By Joelle Renstrom | Published

MIT-Visual-Microphone MIT researchers have devised an algorithm that analyzes an object’s vibrations captured on video and recover the sounds that caused those tremors. Lets back up a minute. Sounds create vibrations. Those vibrations are usually so minute that we can’t see them, and in fact probably don’t realize they exist. But a high-speed camera can see them. The folks at MIT played music, which made an object vibrate. They then used an algorithm to essentially work backward from those vibrations and retrieve usable recordings of the sounds that caused them. In other words, by recording something like a plant or a bag of potato chips, they could harvest usable sound. This converts objects into what they call “visual microphones.”

In the demonstration in video below, the scientists play “Mary Had a Little Lamb” over a speaker near a houseplant. When you look at the plant, you can’t see any vibrations caused by the music, but their cameras do. During the experiments they used a high-speed camera that can record at 2,000-6,000 frames per second to 60-frame-per-second digital cameras. The important thing is that the frames-per-second is higher than the audio signal’s frequency. The effects when using a camera with a rolling shutter were even more dramatic. The better the camera, the better the audio reconstruction, but even the more rudimentary cameras captured enough information for listeners to discern the gender and number of speakers talking near the object.

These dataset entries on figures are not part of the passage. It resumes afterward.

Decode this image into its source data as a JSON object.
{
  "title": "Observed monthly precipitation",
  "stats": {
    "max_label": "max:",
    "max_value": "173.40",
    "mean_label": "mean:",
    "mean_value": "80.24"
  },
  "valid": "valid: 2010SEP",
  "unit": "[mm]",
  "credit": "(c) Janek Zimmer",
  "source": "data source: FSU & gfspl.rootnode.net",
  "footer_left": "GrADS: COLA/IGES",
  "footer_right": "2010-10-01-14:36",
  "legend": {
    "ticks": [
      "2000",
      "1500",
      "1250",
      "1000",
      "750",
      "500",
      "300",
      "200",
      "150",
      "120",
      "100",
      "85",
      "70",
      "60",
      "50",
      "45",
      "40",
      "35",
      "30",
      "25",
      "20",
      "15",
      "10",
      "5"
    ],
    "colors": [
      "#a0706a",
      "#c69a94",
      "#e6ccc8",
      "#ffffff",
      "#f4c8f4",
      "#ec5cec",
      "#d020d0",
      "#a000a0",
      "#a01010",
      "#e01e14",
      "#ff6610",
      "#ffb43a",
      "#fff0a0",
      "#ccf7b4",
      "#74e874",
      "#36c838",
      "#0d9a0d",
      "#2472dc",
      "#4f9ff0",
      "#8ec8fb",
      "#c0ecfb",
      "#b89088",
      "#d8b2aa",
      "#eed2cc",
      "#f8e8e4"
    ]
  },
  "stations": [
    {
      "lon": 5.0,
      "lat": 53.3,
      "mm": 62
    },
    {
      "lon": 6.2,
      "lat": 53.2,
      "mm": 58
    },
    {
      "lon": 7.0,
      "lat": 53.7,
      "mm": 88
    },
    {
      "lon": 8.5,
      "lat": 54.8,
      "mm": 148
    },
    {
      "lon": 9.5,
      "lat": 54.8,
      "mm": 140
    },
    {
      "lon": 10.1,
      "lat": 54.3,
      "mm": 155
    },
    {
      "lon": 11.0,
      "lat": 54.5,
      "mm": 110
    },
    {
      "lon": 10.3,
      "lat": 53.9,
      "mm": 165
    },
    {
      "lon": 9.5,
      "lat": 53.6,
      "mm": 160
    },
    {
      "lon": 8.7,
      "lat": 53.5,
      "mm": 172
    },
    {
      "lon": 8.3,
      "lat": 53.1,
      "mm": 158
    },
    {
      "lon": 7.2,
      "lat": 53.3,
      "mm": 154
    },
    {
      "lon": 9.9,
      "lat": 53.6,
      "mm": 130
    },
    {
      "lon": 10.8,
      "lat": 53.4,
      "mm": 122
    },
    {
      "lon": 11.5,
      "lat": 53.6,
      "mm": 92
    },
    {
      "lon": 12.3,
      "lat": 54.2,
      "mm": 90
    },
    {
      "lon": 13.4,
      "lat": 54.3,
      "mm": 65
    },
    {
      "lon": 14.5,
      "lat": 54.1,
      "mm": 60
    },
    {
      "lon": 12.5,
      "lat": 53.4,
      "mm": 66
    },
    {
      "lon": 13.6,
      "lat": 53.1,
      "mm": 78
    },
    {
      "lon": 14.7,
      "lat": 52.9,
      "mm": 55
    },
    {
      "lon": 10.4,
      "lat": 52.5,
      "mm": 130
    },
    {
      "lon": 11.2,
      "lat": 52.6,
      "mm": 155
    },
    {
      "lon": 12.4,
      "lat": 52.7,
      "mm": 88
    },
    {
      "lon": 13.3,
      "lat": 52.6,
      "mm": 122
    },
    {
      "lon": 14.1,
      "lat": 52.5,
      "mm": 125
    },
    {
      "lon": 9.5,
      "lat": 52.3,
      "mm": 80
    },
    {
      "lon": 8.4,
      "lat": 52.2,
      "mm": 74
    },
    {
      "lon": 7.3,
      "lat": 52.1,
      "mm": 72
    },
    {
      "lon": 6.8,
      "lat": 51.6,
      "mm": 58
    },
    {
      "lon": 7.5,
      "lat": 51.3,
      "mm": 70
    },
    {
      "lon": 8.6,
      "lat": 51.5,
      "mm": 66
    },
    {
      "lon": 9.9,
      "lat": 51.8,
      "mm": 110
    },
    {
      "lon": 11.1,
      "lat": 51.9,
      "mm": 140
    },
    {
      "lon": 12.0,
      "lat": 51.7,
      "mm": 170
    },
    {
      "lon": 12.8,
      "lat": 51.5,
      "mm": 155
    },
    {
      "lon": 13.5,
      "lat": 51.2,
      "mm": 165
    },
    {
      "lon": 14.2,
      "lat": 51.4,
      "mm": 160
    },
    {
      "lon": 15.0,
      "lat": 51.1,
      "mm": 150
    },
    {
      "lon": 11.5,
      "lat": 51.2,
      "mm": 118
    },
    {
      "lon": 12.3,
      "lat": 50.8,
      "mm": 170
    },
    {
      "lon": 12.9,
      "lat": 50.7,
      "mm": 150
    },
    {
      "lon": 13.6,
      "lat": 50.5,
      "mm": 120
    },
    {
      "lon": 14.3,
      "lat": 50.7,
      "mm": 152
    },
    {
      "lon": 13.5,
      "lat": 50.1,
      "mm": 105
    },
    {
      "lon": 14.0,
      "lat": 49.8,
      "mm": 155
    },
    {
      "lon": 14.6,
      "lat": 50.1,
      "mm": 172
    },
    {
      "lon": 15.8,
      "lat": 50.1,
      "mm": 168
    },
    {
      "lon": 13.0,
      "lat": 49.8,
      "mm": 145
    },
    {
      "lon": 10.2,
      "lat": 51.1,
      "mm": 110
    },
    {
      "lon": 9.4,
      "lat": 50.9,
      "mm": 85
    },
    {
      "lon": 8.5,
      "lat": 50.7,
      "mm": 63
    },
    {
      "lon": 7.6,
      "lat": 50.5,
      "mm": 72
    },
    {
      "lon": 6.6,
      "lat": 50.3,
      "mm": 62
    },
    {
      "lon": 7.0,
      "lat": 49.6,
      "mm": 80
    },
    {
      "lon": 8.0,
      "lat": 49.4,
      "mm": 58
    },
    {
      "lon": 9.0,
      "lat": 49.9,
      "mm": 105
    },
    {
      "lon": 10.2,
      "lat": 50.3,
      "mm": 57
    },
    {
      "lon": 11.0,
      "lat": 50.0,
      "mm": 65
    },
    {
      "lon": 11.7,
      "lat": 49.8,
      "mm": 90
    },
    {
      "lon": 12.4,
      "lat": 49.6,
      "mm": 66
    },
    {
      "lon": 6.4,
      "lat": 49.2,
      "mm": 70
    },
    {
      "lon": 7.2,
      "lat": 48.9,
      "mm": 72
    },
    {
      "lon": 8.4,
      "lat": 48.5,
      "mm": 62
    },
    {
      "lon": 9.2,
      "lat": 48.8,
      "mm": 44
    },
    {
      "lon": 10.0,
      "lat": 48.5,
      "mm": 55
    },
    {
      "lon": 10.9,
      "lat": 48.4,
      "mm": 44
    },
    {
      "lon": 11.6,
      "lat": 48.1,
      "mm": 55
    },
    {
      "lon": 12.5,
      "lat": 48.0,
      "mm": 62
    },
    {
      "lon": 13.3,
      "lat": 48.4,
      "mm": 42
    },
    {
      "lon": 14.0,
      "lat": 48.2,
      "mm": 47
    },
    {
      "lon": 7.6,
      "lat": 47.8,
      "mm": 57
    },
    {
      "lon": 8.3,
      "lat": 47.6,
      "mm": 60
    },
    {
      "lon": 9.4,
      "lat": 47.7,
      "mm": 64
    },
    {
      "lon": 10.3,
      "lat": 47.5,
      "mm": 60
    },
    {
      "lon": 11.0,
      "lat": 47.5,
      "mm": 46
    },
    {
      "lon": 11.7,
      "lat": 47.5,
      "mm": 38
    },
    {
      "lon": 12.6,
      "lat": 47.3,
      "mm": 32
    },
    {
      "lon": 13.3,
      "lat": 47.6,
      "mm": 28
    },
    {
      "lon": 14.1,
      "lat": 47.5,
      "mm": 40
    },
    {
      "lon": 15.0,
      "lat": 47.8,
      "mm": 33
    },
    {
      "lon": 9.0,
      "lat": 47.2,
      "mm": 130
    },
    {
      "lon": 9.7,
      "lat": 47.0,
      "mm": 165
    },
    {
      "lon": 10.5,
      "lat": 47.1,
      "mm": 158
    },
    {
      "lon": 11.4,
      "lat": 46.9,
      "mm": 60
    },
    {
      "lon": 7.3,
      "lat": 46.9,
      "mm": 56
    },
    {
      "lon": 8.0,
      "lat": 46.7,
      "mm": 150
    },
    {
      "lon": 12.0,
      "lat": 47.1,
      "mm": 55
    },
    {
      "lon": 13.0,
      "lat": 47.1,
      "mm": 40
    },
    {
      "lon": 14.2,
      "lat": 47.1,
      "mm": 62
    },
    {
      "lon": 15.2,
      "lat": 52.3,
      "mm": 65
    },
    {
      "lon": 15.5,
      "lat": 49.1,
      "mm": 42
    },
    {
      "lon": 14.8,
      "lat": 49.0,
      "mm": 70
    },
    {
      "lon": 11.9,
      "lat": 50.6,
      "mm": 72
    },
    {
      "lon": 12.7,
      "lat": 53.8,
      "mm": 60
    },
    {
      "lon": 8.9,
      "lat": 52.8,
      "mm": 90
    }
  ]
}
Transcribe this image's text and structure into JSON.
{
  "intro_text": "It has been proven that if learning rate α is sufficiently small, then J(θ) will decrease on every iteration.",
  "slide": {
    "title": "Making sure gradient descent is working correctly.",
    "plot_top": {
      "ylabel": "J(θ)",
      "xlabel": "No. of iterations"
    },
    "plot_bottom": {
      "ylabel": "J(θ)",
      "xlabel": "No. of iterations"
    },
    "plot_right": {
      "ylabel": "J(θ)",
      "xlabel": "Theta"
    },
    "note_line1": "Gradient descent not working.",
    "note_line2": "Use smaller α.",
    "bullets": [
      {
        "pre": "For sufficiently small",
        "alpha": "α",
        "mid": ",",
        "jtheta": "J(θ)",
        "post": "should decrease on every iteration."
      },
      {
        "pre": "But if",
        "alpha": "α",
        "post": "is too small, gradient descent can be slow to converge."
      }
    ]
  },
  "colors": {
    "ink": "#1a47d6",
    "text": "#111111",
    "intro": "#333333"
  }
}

They do something similar with a bag of chips on the ground, recovering from the bag actual human speech (the camera was outside, behind sound-proof glass). They recover music from headphones, and with the help of software can identify the song (“Under Pressure,” in case you were wondering). The team will present their work at the Siggraph conference, which focuses on computer graphics and interactive techniques.

It may not seem like there are many practical applications for such a discovery, but think of the spying potential. Forget about conventional bugs or even being a fly on the wall; a plastic bag or a bunch of flowers could hold audio information that people speakering thought was private. Thus, law enforcement and forensics might be particularly interested in this technology, although the researchers are excited about the project as a “new kind of imaging” that allows for in-depth analysis not just of the sounds recovered, but of the objects as well, and their responses to sound and other properties.